Особенности временной конструкции «Божественной комедии» объясняются представлением о неподверженном становлению сакральном смысле бытия. В средневековом сознании история человеческой души изоморфна истории мира[576], которая уже известна и завершена. Мы находимся, говорил Данте, в предельном возрасте нашего века и с уверенностью ожидаем свершения небесного движения[577]. В средневековом умозрении время всемирно-исторической драмы принадлежит богу, а человек мыслится в рамках параллелизма «малой» и «большой» вселенной[578].
Нельзя сказать, что подобные посылки были чужды «обновленному» религиозному сознанию Вяч. Иванова. Истинная мистика, убеждал он, всегда едина в своих достижениях и своих познаниях сверхчувственной реальности[579]. Доверие к водительству Духа, о чем писал он в программной статье о символизме[580], определяло характер и его стихотворного творчества, и его эстетики. Иванов не сомневался, что
Природа – символ, как сей рог.Она Звучит для отзвука; и отзвук – Бог.Блажен, кто слышит песнь и слышит отзвук.
«Альпийский рог»
Будущее представлялось ему «как абсолютное будущее религиозной эсхатологии, не как историческое будущее, строимое самим человеком»[581]. Отсюда двухмерность и вневременные ритмы в его поэзии. Размышляя о ней как об источнике интуитивного познания и о символах как средствах проникновения в тайну, он писал: «Поэзия – совершенное знание человека и знание мира через познание человека»[582]. В этой формуле вряд ли кто сыскал какую-либо ущербность, если бы ее автор не имел в виду «человека, взятого по вертикали», т. е. его внеисторическое и внесоциальное содержание. По мнению Иванова, такой человек и был предметом «ознаменовательного» искусства Средних веков, образец которого являла поэма Данте[583].
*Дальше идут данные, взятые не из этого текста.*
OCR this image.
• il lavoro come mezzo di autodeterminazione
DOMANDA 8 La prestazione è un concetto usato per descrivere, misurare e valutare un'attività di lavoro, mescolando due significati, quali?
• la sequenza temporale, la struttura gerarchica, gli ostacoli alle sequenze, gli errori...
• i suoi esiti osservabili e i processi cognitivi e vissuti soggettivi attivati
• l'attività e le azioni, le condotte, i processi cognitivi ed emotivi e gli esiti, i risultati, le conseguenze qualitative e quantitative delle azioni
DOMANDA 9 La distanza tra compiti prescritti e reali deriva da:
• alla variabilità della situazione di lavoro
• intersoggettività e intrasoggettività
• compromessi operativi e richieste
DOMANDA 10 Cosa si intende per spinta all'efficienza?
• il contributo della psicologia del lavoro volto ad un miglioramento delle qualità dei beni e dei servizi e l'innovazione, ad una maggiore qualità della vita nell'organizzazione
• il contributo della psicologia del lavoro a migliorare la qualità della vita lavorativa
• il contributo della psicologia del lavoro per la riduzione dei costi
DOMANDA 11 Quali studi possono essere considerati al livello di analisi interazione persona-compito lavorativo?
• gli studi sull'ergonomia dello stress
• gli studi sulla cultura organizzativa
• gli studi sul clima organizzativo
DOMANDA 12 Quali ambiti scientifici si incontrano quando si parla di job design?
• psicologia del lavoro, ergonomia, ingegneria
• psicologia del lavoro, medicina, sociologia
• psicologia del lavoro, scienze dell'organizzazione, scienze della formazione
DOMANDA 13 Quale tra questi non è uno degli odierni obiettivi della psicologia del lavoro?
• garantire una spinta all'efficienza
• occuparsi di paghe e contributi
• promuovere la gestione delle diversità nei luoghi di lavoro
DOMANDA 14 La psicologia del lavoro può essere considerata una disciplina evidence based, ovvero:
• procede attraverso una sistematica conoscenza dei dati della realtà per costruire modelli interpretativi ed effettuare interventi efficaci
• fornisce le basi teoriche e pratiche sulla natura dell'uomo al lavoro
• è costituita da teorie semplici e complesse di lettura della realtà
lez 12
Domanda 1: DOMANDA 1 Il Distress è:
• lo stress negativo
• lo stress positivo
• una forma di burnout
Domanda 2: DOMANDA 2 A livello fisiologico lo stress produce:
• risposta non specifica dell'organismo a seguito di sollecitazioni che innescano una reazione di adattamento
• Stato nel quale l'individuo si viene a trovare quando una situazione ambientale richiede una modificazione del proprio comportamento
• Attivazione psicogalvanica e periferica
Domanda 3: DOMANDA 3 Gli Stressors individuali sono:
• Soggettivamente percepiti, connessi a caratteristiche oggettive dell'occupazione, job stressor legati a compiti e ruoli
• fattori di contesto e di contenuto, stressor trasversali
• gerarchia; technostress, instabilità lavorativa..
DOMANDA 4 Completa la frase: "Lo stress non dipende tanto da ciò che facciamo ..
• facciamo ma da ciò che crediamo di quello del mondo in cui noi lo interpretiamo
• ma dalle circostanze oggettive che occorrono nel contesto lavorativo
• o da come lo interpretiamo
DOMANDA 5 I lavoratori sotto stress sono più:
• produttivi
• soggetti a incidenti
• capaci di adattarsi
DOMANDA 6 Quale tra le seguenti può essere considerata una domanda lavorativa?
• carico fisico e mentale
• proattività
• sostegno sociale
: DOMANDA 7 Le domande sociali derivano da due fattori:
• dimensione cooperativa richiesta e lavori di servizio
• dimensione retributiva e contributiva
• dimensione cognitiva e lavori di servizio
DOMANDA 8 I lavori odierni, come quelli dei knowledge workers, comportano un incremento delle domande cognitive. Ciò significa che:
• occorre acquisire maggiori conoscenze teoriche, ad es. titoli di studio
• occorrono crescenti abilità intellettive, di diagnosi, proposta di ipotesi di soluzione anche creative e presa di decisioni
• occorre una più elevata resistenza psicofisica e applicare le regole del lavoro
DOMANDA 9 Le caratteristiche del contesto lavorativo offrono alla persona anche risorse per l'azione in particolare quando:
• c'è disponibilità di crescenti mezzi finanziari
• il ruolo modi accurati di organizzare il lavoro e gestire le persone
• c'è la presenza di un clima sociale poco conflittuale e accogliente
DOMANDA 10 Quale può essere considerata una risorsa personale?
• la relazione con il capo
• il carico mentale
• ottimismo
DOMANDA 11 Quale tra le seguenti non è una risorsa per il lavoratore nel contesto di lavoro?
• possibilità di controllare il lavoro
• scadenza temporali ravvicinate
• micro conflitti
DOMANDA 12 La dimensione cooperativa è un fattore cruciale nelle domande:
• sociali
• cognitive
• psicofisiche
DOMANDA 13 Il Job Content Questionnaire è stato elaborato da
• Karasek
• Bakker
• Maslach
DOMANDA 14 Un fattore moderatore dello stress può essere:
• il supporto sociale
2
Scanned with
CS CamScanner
Однако ее художественный мир неизмеримо сложнее «ознаменовательной» поэзии. Продолжая разговор о формообразующих устремлениях автора «Комедии», Бахтин отмечал: «…в то же время наполняющие (населяющие) этот вертикальный мир образы людей – глубоко историчны, приметы времени, следы эпохи запечатлены на каждом из них. Более того, в вертикальную иерархию втянута и историческая и политическая концепция Данте, его понимание прогрессивных и реакционных сил исторического развития (понимание очень глубокое). Поэтому образы и идеи, наполняющие вертикальный мир, наполнены мощным стремлением вырваться из него и выйти на продуктивную историческую горизонталь, расположенную не по направлению вверх, а вперед… Отсюда исключительная напряженность всего Дантова мира. Ее создает борьба живого исторического времени с вневременной потусторонней идеальностью… Но самая эта борьба и глубокая напряженность художественного разрешения ее делают произведение Данте исключительным по силе выражения его эпохи, точнее, рубежа двух эпох»[584].